Note: This is not implemented at the moment.

For each exported TLS variable the compiler should generate a function that returns the address of the TLS variable in the current thread. These internal methods should have some kind of unified prefix to mark them as TLS import helpers. I propose "__tlsstub_". These internal methods are also exported. So when accessing an exported TLS variable the compiler will insert a call to '_imp__D1a15__tlsstub_g_tlsFZPi' instead. As an optimization accesses to exported TLS variables within the same module can be performed directly.

module a;

export int g_tls = 5; // thread local storage

export int* __tlsstub__g_tls() // generated by the compiler
{
    return &g_tls;
}
alias _imp___tlsstub__g_tls = __tlsstub__g_tls; // also generated by the compiler

void func()
{
    g_tls = 3; // direct access because marked as export and in the same module
}


module b;
import a;

void bar()
{
    g_tls = 10; // access through _imp___tlsstub__g_tls function because marked as export and in a different module
    // *_imp___tlsstub__g_tls() = 10; // code generated by the compiler
}

*nix

Note: This is not yet implemented.

On *nix systems the default symbols visibility should be changed to hidden, i.e. -fvisibility=hidden argument of gcc. Only symbols marked with export should get the attribute visible.
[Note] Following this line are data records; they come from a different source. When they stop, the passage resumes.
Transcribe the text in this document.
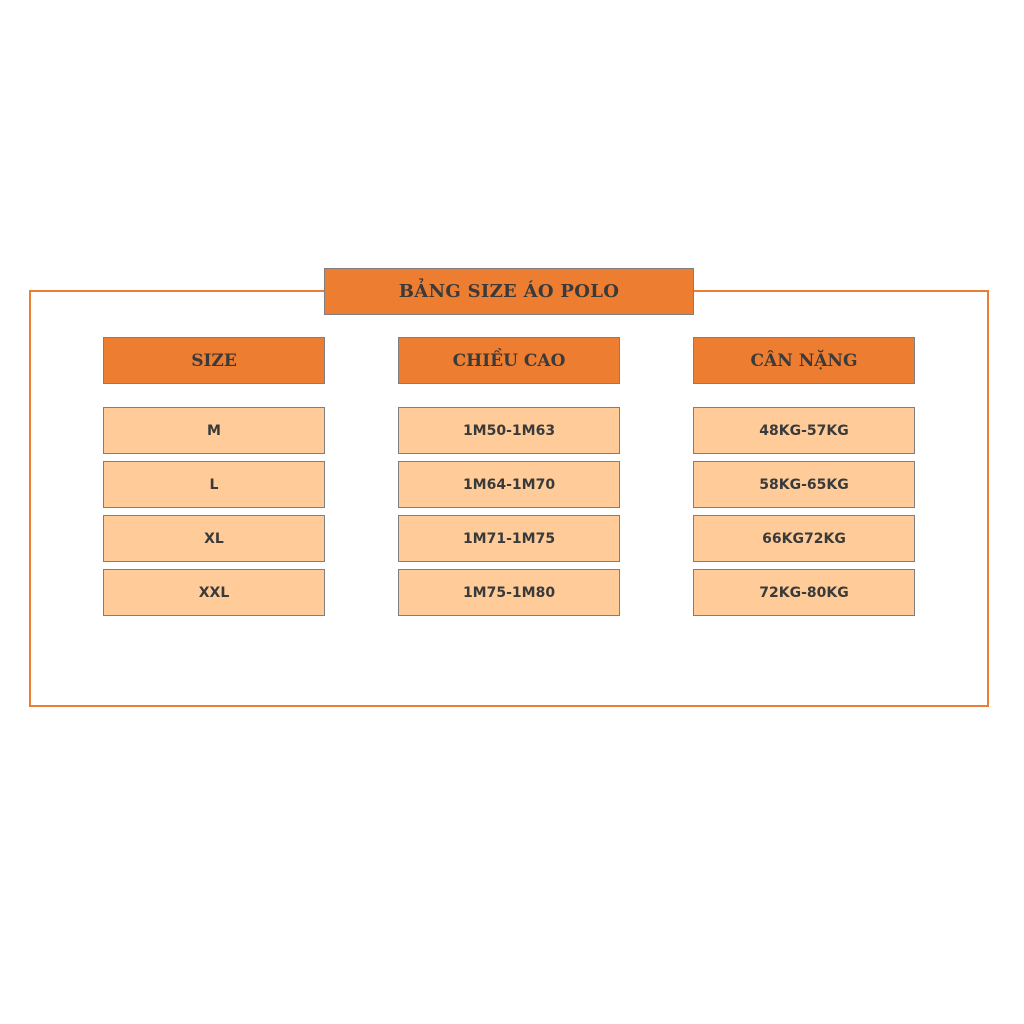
BẢNG SIZE ÁO POLO
SIZE
M
L
XL
XXL
CHIỀU CAO
1M50-1M63
1M64-1M70
1M71-1M75
1M75-1M80
CÂN NẶNG
48KG-57KG
58KG-65KG
66KG72KG
72KG-80KG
This is trivial to implement on GDC and LDC.

Linking archives into shared libraries

When linking archives into shared libraries the exported symbols from the archive will also be exported from the resulting shared library. Most often this is unwanted and may lead to inadvertent ABI dependencies. To accomplish this we'll provide a tool that strips export attributes from archives.

Copyright

This document has been placed in the Public Domain.